Primary epithelial cell cultures derived from canine prostate: isolation, culture, and characterization.

Epithelial-cell-enriched primary cultures were established from canine prostate. Minced tissue was dissociated with 750 units/ml of collagenase in F12K tissue culture medium containing 1% fetal bovine serum. This treatment resulted in the gradual removal of stromal elements from the base of the epithelial cells. After 30 minutes of digestion, aggregates of epithelial cells free of stroma were dislodged from the minced pieces of prostate. These aggregates were washed and plated at high density in F12K plus 10% fetal bovine serum. After 12-16 hours in vitro the unattached cellular aggregates were removed from the culture dishes, washed, and reinoculated into new culture vessels containing fresh medium.

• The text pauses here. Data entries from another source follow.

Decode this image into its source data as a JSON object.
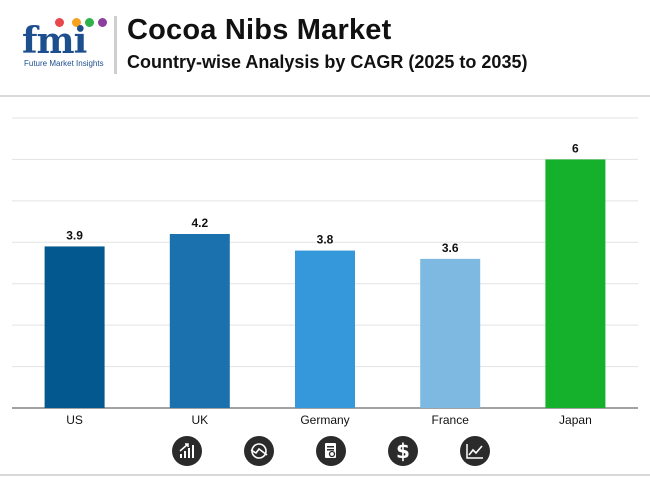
{
  "header": {
    "logo_text": "fmi",
    "logo_subtext": "Future Market Insights",
    "title": "Cocoa Nibs Market",
    "subtitle": "Country-wise Analysis by CAGR (2025 to 2035)"
  },
  "chart_data": {
    "type": "bar",
    "title": "Cocoa Nibs Market",
    "subtitle": "Country-wise Analysis by CAGR (2025 to 2035)",
    "categories": [
      "US",
      "UK",
      "Germany",
      "France",
      "Japan"
    ],
    "values": [
      3.9,
      4.2,
      3.8,
      3.6,
      6
    ],
    "value_labels": [
      "3.9",
      "4.2",
      "3.8",
      "3.6",
      "6"
    ],
    "colors": [
      "#03588f",
      "#1b71ae",
      "#3498da",
      "#7eb9e1",
      "#15b12d"
    ],
    "xlabel": "",
    "ylabel": "",
    "ylim": [
      0,
      7
    ],
    "grid": true,
    "legend": "none"
  },
  "footer_icons": [
    "bar-growth-icon",
    "globe-trend-icon",
    "report-search-icon",
    "dollar-icon",
    "line-chart-icon"
  ],
  "logo_dot_colors": [
    "#e8474c",
    "#f6a21e",
    "#2fb24c",
    "#8b3f9d"
  ]
}
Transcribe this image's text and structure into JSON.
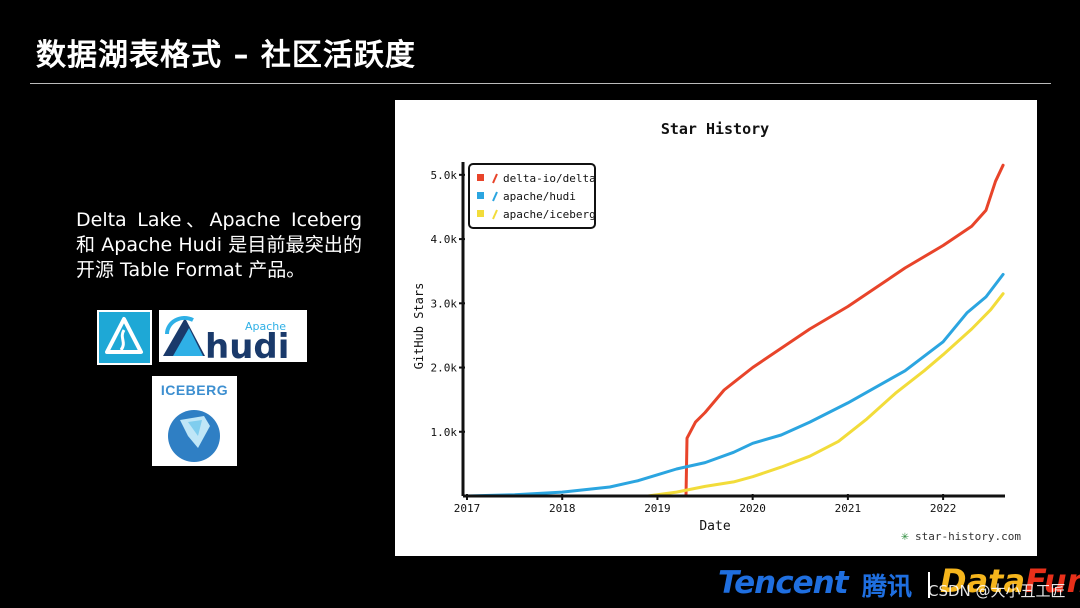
{
  "slide": {
    "title": "数据湖表格式 – 社区活跃度",
    "description": "Delta Lake、Apache Iceberg 和 Apache Hudi 是目前最突出的开源 Table Format 产品。",
    "logos": {
      "hudi_small": "Apache",
      "hudi_big": "hudi",
      "iceberg": "ICEBERG"
    },
    "footer": {
      "tencent": "Tencent",
      "tencent_cn": "腾讯",
      "datafun_a": "Data",
      "datafun_b": "Fun.",
      "watermark": "CSDN @大小丑工匠"
    }
  },
  "chart_data": {
    "type": "line",
    "title": "Star History",
    "xlabel": "Date",
    "ylabel": "GitHub Stars",
    "watermark": "star-history.com",
    "xlim": [
      2017.0,
      2022.65
    ],
    "ylim": [
      0,
      5200
    ],
    "x_ticks": [
      2017,
      2018,
      2019,
      2020,
      2021,
      2022
    ],
    "x_tick_labels": [
      "2017",
      "2018",
      "2019",
      "2020",
      "2021",
      "2022"
    ],
    "y_ticks": [
      1000,
      2000,
      3000,
      4000,
      5000
    ],
    "y_tick_labels": [
      "1.0k",
      "2.0k",
      "3.0k",
      "4.0k",
      "5.0k"
    ],
    "legend_position": "top-left",
    "series": [
      {
        "name": "delta-io/delta",
        "color": "#e8442a",
        "points": [
          [
            2019.3,
            0
          ],
          [
            2019.31,
            900
          ],
          [
            2019.4,
            1150
          ],
          [
            2019.5,
            1300
          ],
          [
            2019.7,
            1650
          ],
          [
            2020.0,
            2000
          ],
          [
            2020.3,
            2300
          ],
          [
            2020.6,
            2600
          ],
          [
            2021.0,
            2950
          ],
          [
            2021.3,
            3250
          ],
          [
            2021.6,
            3550
          ],
          [
            2022.0,
            3900
          ],
          [
            2022.3,
            4200
          ],
          [
            2022.45,
            4450
          ],
          [
            2022.55,
            4900
          ],
          [
            2022.63,
            5150
          ]
        ]
      },
      {
        "name": "apache/hudi",
        "color": "#2ba5e0",
        "points": [
          [
            2017.0,
            0
          ],
          [
            2017.5,
            20
          ],
          [
            2018.0,
            60
          ],
          [
            2018.5,
            140
          ],
          [
            2018.8,
            240
          ],
          [
            2019.0,
            330
          ],
          [
            2019.2,
            420
          ],
          [
            2019.5,
            520
          ],
          [
            2019.8,
            680
          ],
          [
            2020.0,
            820
          ],
          [
            2020.3,
            950
          ],
          [
            2020.6,
            1150
          ],
          [
            2021.0,
            1450
          ],
          [
            2021.3,
            1700
          ],
          [
            2021.6,
            1950
          ],
          [
            2022.0,
            2400
          ],
          [
            2022.25,
            2850
          ],
          [
            2022.45,
            3100
          ],
          [
            2022.63,
            3450
          ]
        ]
      },
      {
        "name": "apache/iceberg",
        "color": "#f2dc3a",
        "points": [
          [
            2018.9,
            0
          ],
          [
            2019.2,
            60
          ],
          [
            2019.5,
            150
          ],
          [
            2019.8,
            220
          ],
          [
            2020.0,
            300
          ],
          [
            2020.3,
            450
          ],
          [
            2020.6,
            620
          ],
          [
            2020.9,
            850
          ],
          [
            2021.2,
            1200
          ],
          [
            2021.5,
            1600
          ],
          [
            2021.8,
            1950
          ],
          [
            2022.0,
            2200
          ],
          [
            2022.3,
            2600
          ],
          [
            2022.5,
            2900
          ],
          [
            2022.63,
            3150
          ]
        ]
      }
    ]
  }
}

After 48 hours in vitro, the aggregates had attached to the culture vessels and spread out to yield discrete patches of epithelial cells. By 120 hours in vitro the patches of cells had grown and coalesced to form a confluent monolayer of epithelial cells. Ultrastructural examination of these cultures indicated that adjacent cells were joined by desmosomes and tight junctions and had tonofilaments and microvilli, giving the cells an epithelial appearance. The cells contained rough endoplasmic reticulum, Golgi apparatus, and secretory granules similar to those of the epithelial cells in the intact organ. In addition, intracellular "blebs" containing acid phosphatase were observed in the monolayers and were found to increase in size and number with time in vitro. Differentiated function of the cultures was demonstrated by the presence of ornithine decarboxylase and acid phosphatase and the ability of the cultures to metabolize testosterone to primarily 5 alpha-reduced metabolites.